The FDA has notified health care and industry professionals about the “serious clinical consequences” that can arise from using programmable syringe pumps to infuse therapies at low rates. To help protect particularly vulnerable patients from potential treatment delays or over- or under-infusion, the agency has requested that manufacturers include new information and warnings in their instructions for use. And it has released a series of recommendations for healthcare professionals to follow when using such devices.
In a safety communication issued last week, the FDA warned that programmable syringe pumps?a type of infusion pump used to deliver highly concentrated medications, nutritional liquids, and blood or blood products to infants and critically ill patients?may deliver these therapies at inconsistent rates, potentially causing serious adverse events such as hemodynamic instability, loss of sedation, and increased pain indicators in critically ill neonates.
According to the agency, over the last three years it has received more than 300 medical device reports (MDRs) associated with the use of programmable syringe pumps, most of which were operating at a rate of less than 5 mL per hour, “and especially flow rates less than 0.5 mL per hour.”
After analyzing the MDRs, talking with clinicians and engineers, and reviewing the published literature, the FDA determined that these issues were not tied to a specific manufacturer or model. “The FDA believes that these concerns may extend to all programmable syringe pumps while infusing at low rates,” the agency wrote.
Despite the potential danger, the FDA concluded that, based on available evidence, “the overall benefits of programmable syringe pumps outweigh their risks.” As a result, the FDA has advised clinicians to carefully consider the syringes and accessory devices, such as tubing and filters, used with these pumps to help minimize the risk of inconsistent flow.
The agency is also requesting that manufacturers of syringe pumps make labeling changes to address these patient safety concerns. In a labeling change request, the FDA called for manufacturers to review their instructions for use and training materials to ensure they include specific precautions and warnings. If they do not contain this information, the agency has suggested language that can be used without needing to submit a new 510(k).

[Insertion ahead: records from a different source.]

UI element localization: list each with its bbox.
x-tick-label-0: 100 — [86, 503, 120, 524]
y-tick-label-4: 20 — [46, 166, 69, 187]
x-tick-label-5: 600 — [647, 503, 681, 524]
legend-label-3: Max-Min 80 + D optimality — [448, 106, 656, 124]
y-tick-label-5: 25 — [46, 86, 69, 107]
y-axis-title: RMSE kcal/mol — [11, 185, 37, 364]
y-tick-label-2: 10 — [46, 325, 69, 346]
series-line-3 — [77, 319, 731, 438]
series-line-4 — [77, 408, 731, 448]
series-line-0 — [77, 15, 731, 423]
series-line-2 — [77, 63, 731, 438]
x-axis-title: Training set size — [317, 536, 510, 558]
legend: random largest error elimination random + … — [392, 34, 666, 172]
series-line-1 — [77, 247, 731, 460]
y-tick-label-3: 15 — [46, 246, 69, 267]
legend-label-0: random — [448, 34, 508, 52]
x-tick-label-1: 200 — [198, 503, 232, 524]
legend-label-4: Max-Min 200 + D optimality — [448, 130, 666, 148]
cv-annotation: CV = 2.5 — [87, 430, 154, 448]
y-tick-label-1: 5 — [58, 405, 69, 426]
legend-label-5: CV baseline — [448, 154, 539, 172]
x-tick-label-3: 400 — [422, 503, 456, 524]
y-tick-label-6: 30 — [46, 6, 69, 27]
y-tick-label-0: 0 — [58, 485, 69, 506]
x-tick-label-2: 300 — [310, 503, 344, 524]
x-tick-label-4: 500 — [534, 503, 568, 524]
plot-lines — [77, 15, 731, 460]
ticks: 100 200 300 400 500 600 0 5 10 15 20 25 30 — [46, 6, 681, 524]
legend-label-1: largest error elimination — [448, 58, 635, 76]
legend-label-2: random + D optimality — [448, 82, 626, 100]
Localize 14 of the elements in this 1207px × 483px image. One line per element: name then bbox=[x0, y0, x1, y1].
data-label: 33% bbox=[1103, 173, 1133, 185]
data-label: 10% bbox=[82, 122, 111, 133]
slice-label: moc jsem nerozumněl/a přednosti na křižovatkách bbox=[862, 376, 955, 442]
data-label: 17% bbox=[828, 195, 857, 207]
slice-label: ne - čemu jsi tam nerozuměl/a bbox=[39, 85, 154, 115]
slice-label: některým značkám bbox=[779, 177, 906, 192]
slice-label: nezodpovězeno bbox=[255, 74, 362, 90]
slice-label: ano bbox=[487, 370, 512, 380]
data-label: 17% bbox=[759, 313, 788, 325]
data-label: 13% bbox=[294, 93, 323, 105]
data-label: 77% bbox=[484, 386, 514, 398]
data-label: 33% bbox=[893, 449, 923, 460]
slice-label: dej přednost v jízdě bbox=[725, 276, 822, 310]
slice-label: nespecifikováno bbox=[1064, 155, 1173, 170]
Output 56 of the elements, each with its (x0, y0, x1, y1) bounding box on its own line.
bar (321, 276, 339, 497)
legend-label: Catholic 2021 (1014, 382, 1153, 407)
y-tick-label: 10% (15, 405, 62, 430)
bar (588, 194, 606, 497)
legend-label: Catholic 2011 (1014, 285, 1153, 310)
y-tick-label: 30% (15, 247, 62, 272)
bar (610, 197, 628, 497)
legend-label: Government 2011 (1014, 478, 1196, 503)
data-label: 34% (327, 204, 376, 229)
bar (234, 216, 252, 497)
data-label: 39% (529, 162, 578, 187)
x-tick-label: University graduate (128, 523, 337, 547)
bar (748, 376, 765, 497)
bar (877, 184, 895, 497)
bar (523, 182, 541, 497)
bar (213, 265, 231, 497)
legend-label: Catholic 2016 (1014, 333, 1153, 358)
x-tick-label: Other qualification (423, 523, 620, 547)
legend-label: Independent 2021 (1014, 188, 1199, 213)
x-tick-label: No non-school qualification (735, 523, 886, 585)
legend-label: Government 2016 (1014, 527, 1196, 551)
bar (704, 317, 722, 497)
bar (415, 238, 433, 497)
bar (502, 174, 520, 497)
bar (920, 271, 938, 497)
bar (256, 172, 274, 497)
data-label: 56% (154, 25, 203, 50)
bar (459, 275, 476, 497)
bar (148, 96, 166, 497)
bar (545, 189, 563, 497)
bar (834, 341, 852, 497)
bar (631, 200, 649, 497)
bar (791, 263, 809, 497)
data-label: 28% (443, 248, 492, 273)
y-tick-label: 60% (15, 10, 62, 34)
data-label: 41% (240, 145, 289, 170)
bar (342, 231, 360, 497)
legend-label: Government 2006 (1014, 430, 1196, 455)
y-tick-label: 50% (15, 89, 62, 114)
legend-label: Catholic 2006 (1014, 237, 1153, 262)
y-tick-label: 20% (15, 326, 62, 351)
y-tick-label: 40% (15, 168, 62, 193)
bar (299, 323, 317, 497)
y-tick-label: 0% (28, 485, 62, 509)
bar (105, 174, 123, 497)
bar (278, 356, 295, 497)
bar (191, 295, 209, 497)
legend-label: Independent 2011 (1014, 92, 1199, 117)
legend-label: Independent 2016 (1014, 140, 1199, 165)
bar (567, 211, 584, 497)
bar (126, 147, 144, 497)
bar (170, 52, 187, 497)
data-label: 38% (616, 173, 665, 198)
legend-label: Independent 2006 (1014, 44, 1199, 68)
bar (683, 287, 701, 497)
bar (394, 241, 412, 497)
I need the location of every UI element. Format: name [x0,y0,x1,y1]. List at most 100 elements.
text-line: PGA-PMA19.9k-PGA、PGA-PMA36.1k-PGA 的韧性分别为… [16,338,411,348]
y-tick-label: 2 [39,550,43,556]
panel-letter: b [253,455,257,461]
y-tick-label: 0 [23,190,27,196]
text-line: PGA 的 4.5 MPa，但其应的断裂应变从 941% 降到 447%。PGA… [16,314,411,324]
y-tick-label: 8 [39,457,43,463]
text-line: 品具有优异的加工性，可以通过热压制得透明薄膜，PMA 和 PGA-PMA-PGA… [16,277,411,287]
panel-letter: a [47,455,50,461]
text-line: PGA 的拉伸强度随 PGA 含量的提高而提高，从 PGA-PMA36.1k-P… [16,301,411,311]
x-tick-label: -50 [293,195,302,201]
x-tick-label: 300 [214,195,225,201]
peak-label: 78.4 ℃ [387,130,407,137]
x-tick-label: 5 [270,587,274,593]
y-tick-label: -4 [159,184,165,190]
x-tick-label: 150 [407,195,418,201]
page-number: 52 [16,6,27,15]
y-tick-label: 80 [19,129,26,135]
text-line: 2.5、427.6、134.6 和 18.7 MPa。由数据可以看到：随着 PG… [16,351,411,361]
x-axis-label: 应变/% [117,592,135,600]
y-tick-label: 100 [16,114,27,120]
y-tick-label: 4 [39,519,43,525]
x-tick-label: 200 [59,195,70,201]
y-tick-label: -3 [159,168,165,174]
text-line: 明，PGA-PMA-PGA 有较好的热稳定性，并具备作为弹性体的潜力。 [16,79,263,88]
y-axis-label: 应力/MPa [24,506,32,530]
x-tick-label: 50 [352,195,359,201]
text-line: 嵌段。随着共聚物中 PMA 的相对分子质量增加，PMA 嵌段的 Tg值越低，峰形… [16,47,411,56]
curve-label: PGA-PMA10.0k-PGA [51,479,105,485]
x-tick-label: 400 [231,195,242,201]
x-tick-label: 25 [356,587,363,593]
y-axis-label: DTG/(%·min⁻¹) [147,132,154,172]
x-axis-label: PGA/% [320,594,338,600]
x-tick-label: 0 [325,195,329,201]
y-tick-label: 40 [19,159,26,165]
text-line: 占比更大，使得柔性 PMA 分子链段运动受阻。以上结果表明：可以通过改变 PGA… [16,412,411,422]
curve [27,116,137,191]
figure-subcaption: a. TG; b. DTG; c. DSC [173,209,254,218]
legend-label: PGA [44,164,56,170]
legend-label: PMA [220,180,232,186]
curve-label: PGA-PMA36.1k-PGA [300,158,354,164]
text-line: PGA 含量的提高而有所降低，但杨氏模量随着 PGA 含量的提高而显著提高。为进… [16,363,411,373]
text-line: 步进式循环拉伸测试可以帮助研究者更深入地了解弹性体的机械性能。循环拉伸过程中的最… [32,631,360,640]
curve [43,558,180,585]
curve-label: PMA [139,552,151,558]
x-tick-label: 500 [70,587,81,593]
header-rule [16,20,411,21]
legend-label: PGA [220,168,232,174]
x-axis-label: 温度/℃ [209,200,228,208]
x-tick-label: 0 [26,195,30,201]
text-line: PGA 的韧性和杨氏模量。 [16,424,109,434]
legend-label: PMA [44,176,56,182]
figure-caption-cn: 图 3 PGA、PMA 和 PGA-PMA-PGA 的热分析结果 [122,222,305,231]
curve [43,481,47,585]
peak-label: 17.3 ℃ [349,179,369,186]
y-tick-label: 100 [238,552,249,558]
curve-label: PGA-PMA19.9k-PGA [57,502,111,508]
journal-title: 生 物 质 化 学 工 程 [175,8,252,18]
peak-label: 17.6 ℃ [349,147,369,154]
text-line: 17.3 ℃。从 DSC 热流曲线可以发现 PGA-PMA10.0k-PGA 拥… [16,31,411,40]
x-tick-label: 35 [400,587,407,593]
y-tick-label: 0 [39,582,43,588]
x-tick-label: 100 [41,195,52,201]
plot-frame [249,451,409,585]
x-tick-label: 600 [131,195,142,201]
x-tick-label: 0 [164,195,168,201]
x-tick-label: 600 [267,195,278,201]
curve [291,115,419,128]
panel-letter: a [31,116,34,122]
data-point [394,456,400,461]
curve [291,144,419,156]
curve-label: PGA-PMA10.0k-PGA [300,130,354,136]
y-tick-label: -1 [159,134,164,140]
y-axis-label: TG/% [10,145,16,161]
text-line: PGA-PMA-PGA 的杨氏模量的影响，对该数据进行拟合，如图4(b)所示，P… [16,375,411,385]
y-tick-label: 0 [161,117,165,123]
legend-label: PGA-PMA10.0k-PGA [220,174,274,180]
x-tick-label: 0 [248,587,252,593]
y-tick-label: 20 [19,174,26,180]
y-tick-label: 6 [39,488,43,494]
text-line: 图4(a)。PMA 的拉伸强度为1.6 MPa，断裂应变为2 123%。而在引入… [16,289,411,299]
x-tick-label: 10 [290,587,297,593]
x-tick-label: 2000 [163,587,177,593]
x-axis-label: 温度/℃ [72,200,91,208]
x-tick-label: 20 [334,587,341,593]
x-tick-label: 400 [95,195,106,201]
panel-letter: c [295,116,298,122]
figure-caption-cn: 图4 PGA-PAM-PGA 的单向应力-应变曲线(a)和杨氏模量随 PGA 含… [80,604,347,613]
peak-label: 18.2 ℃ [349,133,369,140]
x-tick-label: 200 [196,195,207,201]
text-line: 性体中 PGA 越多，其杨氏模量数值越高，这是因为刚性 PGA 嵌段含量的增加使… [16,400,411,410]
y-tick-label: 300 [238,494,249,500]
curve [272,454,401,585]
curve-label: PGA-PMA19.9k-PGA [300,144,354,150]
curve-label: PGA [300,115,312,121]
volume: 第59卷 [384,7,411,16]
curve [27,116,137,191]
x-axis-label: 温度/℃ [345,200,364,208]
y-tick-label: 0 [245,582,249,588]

Manufacturers who “plan to deviate from the suggested language” have the opportunity to receive FDA feedback prior to implementation and submission of a new 510(k) or an amendment to an existing 510(k).
“We applaud any action that helps improve infusion therapy safety for both patients and clinicians,” says Marilyn Neder Flack, senior vice president of patient safety initiatives and executive director of the AAMI Foundation. “This safety communication from the FDA is particularly actionable and provides practical guidance that both healthcare professionals and manufacturers can use to keep patients safe.”
The AAMI Foundation launched the National Coalition for Infusion Therapy Safety in 2013 to address ongoing patient safety issues with smart infusion pumps. The coalition focuses on improving drug library compliance, reducing nonactionable pump alarms, and promoting multiple-line education.